Little wonder, then, that Johnson felt the need to personally telephone the second in line to the throne to ask permission to borrow his invaluable ‘Man Friday’ for No. 10. Although the move is being described as a ‘secondment’, there is not much expectation that Case will return to the palace.
Whether he succeeds as permanent secretary won’t just depend on his relationship with the PM, but also on Sir Mark Sedwill, who is accused of wielding too much power by holding the dual roles of both cabinet secretary and national security adviser. Someone who knows both men commented: ‘There is no harm in Mark having one of his people close to the Covid action.’ Another source said that Case’s ability to ‘get things done’ will earn Cummings’s respect. But with his years of Downing Street experience, he could be seen as a threat.

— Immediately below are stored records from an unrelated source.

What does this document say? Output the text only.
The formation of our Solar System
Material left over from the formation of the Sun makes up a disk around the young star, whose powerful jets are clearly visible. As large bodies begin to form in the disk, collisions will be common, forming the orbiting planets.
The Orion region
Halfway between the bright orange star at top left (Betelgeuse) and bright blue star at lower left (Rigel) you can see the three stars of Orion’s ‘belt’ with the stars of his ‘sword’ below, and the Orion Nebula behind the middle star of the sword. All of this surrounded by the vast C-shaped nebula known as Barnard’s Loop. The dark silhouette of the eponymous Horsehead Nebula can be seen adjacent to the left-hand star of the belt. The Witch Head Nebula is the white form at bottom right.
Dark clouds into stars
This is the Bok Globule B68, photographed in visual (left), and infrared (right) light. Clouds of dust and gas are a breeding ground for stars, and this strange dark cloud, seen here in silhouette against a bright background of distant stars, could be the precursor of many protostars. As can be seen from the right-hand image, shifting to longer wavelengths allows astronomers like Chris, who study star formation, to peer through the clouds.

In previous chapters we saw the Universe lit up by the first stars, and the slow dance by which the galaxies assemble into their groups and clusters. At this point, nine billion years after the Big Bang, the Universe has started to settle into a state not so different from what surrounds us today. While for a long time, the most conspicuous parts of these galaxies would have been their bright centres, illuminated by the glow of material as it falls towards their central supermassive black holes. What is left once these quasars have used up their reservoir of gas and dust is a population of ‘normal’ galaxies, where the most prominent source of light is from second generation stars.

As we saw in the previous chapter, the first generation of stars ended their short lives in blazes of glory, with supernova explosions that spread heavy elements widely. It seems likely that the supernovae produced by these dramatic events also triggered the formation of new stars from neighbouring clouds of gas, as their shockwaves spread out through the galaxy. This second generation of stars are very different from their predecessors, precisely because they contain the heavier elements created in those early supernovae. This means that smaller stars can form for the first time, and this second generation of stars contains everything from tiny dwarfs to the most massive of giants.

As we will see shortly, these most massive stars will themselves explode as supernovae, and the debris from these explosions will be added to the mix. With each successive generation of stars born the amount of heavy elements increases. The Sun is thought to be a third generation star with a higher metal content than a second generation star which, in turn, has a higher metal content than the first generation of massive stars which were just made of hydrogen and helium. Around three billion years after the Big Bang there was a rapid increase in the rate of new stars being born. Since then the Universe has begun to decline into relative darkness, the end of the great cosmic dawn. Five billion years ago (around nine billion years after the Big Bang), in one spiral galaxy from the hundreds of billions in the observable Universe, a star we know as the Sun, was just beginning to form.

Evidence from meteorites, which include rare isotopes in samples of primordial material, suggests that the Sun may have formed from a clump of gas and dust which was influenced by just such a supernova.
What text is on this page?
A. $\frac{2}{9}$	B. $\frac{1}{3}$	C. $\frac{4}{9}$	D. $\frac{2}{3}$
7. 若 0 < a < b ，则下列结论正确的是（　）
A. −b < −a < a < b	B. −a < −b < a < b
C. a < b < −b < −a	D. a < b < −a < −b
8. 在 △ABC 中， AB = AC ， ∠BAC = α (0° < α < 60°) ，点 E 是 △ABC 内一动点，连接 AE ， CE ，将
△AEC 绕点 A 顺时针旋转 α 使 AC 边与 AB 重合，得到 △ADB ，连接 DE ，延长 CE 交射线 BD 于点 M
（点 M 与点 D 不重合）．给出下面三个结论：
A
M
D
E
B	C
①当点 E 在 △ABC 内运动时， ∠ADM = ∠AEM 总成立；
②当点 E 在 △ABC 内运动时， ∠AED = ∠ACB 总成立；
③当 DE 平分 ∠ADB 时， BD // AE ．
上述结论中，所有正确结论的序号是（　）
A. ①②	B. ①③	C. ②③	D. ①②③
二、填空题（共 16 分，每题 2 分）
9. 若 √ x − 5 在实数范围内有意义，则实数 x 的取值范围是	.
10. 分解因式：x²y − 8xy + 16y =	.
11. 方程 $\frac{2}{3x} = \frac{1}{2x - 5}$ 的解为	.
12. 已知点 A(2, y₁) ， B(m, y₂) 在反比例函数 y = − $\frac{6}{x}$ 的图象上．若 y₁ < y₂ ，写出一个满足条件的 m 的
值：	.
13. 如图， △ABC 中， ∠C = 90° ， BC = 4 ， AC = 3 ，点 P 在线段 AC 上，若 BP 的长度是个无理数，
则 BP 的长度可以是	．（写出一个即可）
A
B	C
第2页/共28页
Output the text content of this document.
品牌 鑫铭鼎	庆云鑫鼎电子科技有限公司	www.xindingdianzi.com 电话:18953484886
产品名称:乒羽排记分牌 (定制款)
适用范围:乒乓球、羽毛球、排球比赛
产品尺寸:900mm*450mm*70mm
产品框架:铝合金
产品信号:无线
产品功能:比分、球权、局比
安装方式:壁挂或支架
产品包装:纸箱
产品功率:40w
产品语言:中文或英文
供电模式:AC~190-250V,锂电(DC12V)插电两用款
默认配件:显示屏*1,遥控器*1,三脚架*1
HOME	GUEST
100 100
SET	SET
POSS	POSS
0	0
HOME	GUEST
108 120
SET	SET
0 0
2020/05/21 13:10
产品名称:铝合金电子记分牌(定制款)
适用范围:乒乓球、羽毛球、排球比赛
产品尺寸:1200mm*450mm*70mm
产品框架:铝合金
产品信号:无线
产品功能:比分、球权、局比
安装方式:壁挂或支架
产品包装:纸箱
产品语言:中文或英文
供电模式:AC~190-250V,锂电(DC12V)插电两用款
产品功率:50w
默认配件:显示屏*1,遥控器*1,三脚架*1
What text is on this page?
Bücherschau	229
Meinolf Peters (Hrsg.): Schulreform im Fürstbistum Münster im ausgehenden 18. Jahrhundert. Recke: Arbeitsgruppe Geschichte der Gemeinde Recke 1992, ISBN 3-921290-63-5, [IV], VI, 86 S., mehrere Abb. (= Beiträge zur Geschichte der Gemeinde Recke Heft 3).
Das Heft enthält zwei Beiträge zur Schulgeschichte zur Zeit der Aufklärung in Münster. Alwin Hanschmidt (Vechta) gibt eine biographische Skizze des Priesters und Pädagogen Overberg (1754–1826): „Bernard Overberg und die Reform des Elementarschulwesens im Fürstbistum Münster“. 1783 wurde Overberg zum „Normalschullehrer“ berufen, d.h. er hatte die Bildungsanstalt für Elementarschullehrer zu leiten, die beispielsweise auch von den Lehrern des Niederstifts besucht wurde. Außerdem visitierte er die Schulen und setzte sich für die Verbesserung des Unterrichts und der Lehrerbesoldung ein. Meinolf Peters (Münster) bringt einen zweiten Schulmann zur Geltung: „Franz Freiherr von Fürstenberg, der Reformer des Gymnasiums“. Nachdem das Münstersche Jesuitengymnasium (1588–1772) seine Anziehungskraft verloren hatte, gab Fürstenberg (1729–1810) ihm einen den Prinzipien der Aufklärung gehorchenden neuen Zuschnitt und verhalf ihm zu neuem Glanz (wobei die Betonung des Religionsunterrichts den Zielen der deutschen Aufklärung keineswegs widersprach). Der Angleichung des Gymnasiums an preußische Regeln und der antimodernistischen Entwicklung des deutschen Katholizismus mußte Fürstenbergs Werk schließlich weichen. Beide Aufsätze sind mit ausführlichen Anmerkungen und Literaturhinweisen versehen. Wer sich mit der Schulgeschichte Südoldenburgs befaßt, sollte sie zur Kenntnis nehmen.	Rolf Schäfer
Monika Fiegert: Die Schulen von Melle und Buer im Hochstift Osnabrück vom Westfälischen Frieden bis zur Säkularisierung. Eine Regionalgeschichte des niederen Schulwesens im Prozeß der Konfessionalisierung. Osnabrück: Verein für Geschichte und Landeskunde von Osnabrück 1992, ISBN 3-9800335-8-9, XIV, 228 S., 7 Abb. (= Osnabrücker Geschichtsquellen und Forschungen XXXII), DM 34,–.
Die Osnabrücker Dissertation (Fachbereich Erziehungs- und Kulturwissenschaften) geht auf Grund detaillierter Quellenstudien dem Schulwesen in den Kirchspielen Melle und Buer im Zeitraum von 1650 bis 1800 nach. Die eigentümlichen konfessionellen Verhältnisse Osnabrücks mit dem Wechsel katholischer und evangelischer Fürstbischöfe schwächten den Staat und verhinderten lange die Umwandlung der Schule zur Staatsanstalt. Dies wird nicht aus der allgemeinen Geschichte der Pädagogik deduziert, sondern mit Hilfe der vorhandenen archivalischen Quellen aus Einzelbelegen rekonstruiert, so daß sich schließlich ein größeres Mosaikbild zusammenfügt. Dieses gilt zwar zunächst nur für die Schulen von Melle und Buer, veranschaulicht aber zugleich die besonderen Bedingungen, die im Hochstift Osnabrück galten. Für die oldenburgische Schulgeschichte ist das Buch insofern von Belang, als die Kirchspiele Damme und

According to one former Downing Street aide: ‘He has the ability to forge relationships across the civil service and political divide which will make him invaluable to the PM. That combination of Whitehall experience and political clout is quite a rare thing.’ The insider observed that, with the Barnard Castle debacle still fresh in the memory: ‘In a crisis people start to get quite high and mighty and holier than thou. They never concede that the stress of it all has affected them. Simon isn’t like that. He’s got a good eye for the absurd and pointing it out.'
Camilla Tominey is an associate editor at the Daily Telegraph.